Speaking on a panel that included Built Robotics CEO Ready-Campbell, startups debated whether there will be a dominant platform for construction robotics. Contrary to others on the panel, Boston Dynamics construction technologist Brian Ringley said he believes platforms will emerge to coordinate multiple machines on construction sites.

“I think long-term there will be enough people in the markets that there will be more competition, but ultimately it’s the same way we use lots of different people and lots of machines on sites now to do these things. I do believe there will be multiple morphologies on construction sites and it will be necessary to work together,” Ringley said.

Tessa Lau is cofounder and CEO of Dusty Robotics, a company that makes an automated building layout called FieldPrinter. She said there’s a huge opportunity for automation and human labor augmentation in an industry that currently has very little automation. Systems may emerge that are capable of doing the work of multiple trades or on-site activity management, but Lau said there can be nearly 80 different building trades involved in a construction site. Another problem: Construction sites are by definition in various stages of fairly constant change. The dynamic nature of construction sites — where there is no set or static state like you might find in a factory — presents another challenge.

“I think the flip side is if you look at a typical construction site, it’s chaos, and anyone with a robotics background who knows anything about robotics knows it’s really hard to make robots work in that kind of unstructured environment,” she said.

Forget the word “robot”

One thing the TechCrunch panelists agreed on is that robots on construction sites won’t succeed unless the people working alongside them want them to. To help ensure that happens, Lau suggested startups slap googly eyes on their robots because people want to see things that are cute or beloved succeed.

“Our customers are rightfully concerned that robots are going to take their jobs, and so we have to be careful about whether we are building a robot or … building a tool,” Lau said. “And, in fact, we call our product a FieldPrinter. It’s an appliance like a printer. It uses a lot of robotic technology — it uses sensors and path planning and AI and all the stuff that powers robotics today, but the branding and marketing is really around the functionality. Nobody wants to buy a robot; they want to solve a problem.”

Built Robotics CEO Ready-Campbell wholeheartedly agreed, arguing that even a thermostat can be considered a robot if the only requirement to meet that definition is that it’s a machine capable of manipulating its environment.

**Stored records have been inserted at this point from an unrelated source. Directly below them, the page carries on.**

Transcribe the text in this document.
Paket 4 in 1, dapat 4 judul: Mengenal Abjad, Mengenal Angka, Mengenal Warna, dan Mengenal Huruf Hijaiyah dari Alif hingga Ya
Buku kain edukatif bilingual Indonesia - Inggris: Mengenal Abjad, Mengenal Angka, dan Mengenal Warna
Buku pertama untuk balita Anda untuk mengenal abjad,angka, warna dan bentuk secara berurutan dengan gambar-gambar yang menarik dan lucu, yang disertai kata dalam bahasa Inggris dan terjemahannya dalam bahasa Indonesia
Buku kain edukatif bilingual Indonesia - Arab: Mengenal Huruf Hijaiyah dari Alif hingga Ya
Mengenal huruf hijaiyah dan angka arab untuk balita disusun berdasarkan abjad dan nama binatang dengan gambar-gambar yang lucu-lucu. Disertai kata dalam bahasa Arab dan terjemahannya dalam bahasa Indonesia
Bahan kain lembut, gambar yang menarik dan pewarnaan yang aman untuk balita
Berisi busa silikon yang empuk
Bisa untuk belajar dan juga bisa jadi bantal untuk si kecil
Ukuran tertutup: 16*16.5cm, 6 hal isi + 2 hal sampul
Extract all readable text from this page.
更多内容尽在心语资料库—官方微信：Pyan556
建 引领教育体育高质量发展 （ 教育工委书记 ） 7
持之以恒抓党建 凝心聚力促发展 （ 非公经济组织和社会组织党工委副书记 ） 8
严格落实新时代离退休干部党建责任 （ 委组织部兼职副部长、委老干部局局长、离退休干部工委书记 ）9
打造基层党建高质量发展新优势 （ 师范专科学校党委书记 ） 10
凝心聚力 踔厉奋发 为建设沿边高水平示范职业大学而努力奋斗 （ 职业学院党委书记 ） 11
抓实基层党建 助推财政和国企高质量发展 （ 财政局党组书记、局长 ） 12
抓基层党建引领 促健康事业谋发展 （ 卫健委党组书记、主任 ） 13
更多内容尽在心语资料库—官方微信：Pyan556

Last month, just before economic activity began to slow and shelter-in-place orders took effect, the International Union of Operating Engineers, which has over 400,000 members, established a multi-year training partnership with Built Robotics. Executives from Built Robotics say its systems operate primarily in rural areas that experience skilled labor shortages, but Ready-Campbell thinks it’s still a good idea to drop the term “robot” because it scares people. Opposition to construction robotics could also become an issue in areas that see high levels of unemployment.

“That’s how we position Built [Robotics] in the industry, because when people think of robots, it kind of triggers a bunch of scary thoughts. Some people think about The Terminator, some people think about losing jobs,” he said. “It’s an industry that really depends on using advanced machinery and advanced technology, and so we think that automation is just the next step in the automation of that industry.”